L’histoire des relations entre le Président Bazoum et certains de ses camarades de parti continue de déteindre gravement sur la gouvernance générale du pays. Tout président de la République qu’il est, Bazoum Mohamed continue de faire profil bas devant des camarades du parti menés, de main de fer par l’ancien président, Issoufou Mahamadou. Leur opposition à Bazoum Mohamed s’est d’abord traduite par une farouche bataille contre la lutte contre la corruption qu’ils ont gagnée sans coup férir.

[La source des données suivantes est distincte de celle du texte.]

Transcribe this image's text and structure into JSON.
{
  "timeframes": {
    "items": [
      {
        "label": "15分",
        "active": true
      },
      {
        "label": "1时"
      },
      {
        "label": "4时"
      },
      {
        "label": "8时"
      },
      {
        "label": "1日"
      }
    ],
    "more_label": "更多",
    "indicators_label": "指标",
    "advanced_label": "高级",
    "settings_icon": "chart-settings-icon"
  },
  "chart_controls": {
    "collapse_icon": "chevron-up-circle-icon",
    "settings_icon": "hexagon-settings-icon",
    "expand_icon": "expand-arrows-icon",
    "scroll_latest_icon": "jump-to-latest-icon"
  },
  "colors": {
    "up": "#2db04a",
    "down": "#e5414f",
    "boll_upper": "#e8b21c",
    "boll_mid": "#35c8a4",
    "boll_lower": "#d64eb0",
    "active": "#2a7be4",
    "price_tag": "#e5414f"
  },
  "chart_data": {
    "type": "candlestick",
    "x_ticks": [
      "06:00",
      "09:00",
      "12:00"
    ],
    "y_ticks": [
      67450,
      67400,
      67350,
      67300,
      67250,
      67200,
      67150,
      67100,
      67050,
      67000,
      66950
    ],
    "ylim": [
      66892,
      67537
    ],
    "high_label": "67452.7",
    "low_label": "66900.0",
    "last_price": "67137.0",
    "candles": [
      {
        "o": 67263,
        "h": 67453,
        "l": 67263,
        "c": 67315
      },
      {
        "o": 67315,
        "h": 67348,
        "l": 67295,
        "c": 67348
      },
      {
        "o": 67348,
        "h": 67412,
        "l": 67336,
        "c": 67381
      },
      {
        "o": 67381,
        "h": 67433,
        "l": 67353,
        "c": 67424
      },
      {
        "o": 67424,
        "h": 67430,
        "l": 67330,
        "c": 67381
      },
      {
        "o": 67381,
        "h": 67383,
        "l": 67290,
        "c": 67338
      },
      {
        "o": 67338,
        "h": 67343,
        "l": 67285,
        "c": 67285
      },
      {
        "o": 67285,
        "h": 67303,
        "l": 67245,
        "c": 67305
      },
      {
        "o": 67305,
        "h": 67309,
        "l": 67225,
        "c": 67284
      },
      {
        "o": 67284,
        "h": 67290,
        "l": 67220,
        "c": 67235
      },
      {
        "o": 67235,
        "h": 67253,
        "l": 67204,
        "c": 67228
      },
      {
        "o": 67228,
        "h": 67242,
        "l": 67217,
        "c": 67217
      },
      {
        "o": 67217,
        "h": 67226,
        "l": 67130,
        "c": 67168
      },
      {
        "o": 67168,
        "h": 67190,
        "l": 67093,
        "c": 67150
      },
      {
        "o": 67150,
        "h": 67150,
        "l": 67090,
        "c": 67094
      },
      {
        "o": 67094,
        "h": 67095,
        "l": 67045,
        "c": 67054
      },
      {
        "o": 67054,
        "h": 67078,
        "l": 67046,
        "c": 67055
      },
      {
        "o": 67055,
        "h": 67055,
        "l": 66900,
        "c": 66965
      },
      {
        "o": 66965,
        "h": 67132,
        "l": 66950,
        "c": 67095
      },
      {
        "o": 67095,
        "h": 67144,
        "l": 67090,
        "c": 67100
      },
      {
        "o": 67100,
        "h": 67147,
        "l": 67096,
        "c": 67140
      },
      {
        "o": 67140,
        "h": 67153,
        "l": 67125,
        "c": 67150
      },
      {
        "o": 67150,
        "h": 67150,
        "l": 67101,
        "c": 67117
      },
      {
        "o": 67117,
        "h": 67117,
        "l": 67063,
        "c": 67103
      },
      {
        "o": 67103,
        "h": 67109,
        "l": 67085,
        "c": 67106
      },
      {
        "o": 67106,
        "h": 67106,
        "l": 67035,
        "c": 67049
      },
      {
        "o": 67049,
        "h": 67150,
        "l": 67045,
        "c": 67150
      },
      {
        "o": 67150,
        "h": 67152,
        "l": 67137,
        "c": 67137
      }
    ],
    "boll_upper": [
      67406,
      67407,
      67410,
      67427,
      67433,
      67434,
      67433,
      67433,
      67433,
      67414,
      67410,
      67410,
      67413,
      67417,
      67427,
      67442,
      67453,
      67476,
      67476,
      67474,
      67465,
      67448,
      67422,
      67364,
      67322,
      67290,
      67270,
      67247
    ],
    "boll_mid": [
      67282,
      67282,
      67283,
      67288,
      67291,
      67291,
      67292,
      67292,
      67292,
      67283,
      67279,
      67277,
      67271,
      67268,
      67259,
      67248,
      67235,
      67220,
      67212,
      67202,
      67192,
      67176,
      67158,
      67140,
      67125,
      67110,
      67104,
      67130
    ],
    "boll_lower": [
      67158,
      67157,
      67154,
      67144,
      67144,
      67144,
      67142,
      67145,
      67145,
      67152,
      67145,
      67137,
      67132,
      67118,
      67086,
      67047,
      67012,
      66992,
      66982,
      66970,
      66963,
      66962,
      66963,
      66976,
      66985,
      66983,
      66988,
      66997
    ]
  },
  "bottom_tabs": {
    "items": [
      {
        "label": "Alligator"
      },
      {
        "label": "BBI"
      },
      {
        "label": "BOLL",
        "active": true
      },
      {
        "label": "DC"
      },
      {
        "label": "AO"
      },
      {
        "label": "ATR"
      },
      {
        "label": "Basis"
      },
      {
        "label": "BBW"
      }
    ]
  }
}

Puis, progressivement, et rapidement, cette opposition à la lutte contre la corruption s’est muée en une sorte de lutte larvée contre un homme. Bazoum Mohamed n’est pas moins vu comme rebelle que comme président de la République. La musique, selon le contexte, n’est pas bien sûr la même. Lorsqu’ils parlent en public, c’est pour se présenter bien sûr comme des défenseurs acharnés. Dans les coulisses, on le voue aux gémonies et complote pour le fragiliser.
Ce jeu pervers a continué jusqu’en août dernier où, comme l’année précédente, Issoufou Mahamadou a pris, lui aussi, des vacances annuelles, vers la fin de la troisième décade. Là-bas, les masques sont finalement tombés. Ce qui a été vu et entendu au cours de ce séjour, d’à peine une semaine, ne peut qu’alimenter le climat délétère déjà existant. Tout le monde a compris que le sort du Président Bazoum, sans doute scellé depuis longtemps, est désormais entré dans une phase d’exécution. L’agenda est acté et les propos tenus, les vidéos savamment distillées sur les réseaux sociaux, les chansons diffusées, tout tend à montrer que plus rien ne sera comme avant.
Le renouvellement des instances du Pnds Tarayya, actuellement en cours en prélude au congrès de décembre prochain, est, selon des sources crédibles, le début du rouleau compresseur. Comme dans le système politique chinois, avec le parti communiste, le Pnds Tarayya est pratiquement un parti-État. Pour contrôler le pouvoir actuel il faut avoir la haute main sur son appareil dirigeant. L’aile Issoufou s’attelle à gagner ce combat, déterminée à faire payer à Bazoum Mohamed ce que certains de ses membres considèrent comme une ingratitude de sa part. Zakari Oumarou, l’ancien gouverneur, a bien laissé entendre que celui qui trahit Dan illéla [Ndlr : Issoufou Mahamadou] le regrettera.
Bazoum Mohamed n’a pourtant que quelques 17 mois au pouvoir. Défié en permanence dans l’exercice de ses pouvoirs, Bazoum Mohamed a constamment dégagé en touche, histoire d’éviter le clash. S’il ne recule pas, il esquive les attaques, banalise les actes provocateurs. Son souci, c’est d’être irresponsabilisé dans la dégradation des relations entre son prédécesseur et lui. Il a fait si profil bas qu’au sein de l’opinion nationale, des voix se sont régulièrement élevées pour estimer qu’il y a deux présidents au Niger : l’un, plus virtuel que réel, lui et l’autre, plus réel que virtuel, Issoufou Mahamadou. Jusqu’à quand cela va-t-il perdurer ? Pourtant, son prédécesseur, dont le projet est désormais connu de tous, ne semble pas s’arrêter en si bon chemin. Les intentions de son camp politique sont claires de l’eau de roche. Bazoum Mohamed, selon toute vraisemblance, ne doit pas faire un second mandat. Quelque part, on en a assez de le supporter, l’accusant de s’être écarté du sillon tracé par Issoufou Mahamadou.
S’il fait profil bas au point d’être tourné en ridicule, Bazoum Mohamed n’est toutefois pas dénué d’atouts considérables. Il est le président de la République, investi de pouvoirs constitutionnels dont il n’a pas encore songé à user. Son prédécesseur l’aurait fait sans hésitation. Ailleurs, sous d’autres cieux, le président en titre a tout de suite fait comprendre à l’autre qu’il est le chef de l’État et qu’il ne peut y avoir deux capitaines dans un même bateau.